Once everyone returned to the ship and quickly showered, the National Geographic Islander maneuvered alongside Bainbridge Islet and from the sky deck we peered into a shallow crater lake. There were two big groups of pink flamingos feeding in the lagoon! 

In the afternoon, I gave a talk about my experiences doing my PhD research and living on Volcan Alcedo on Isabela Island. I am pretty sure that everyone now understands where my love of nature and the Galapagos came from!

Later on, we hiked for a mile and a quarter on the barren lava fields of Sullivan Bay that date from 1897. The variety of shapes and patterns in this pahoehoe flow was amazing. We discovered several pioneer plants species growing out of the lava (including the endemic cactus Brachycereus), a few lava lizards and the endemic painted locusts.
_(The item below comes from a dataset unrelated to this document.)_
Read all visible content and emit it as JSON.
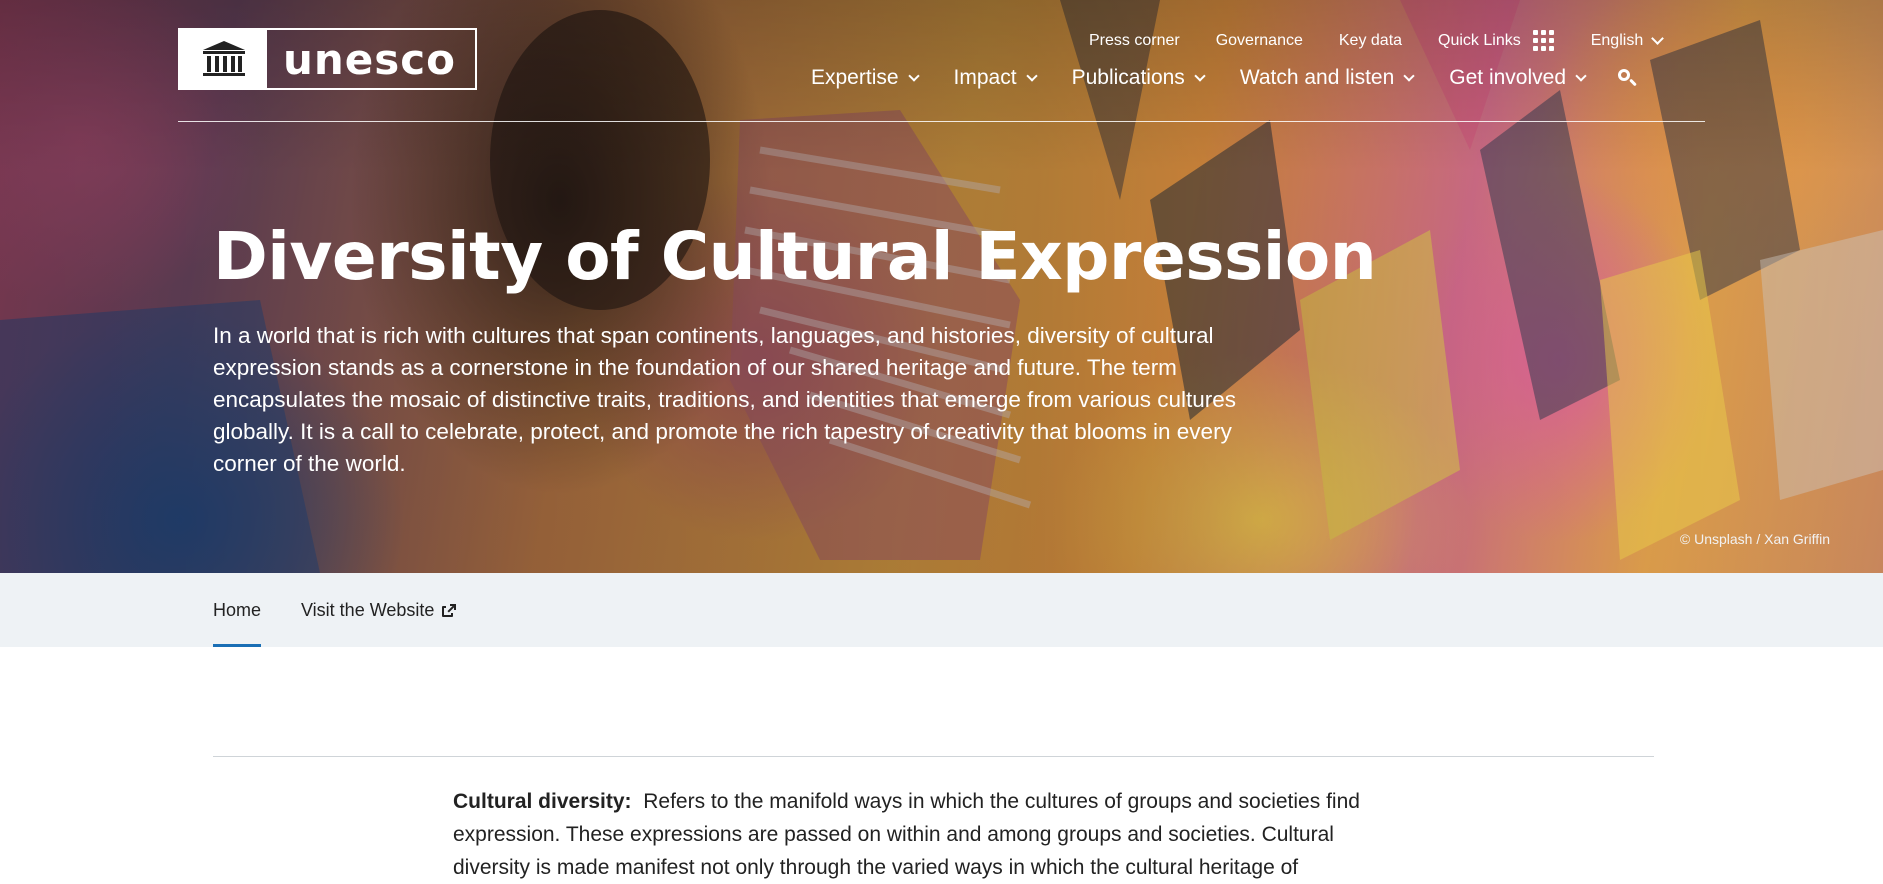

Our guide Ruly spotted an abandoned dove nest with a broken egg. We reached the shore and climbed into the Zodiacs just as the sun set and the mosquitoes came out!  

During tonight’s our recap hour, our video chronicler Giancarlo showed us his video preview and we reminisced a bit about all we have seen thus far. After a delicious barbecue dinner on the sky deck we turned in, once again tired but satisfied, having enjoyed yet another full and fabulous day in Las Islas Encantadas!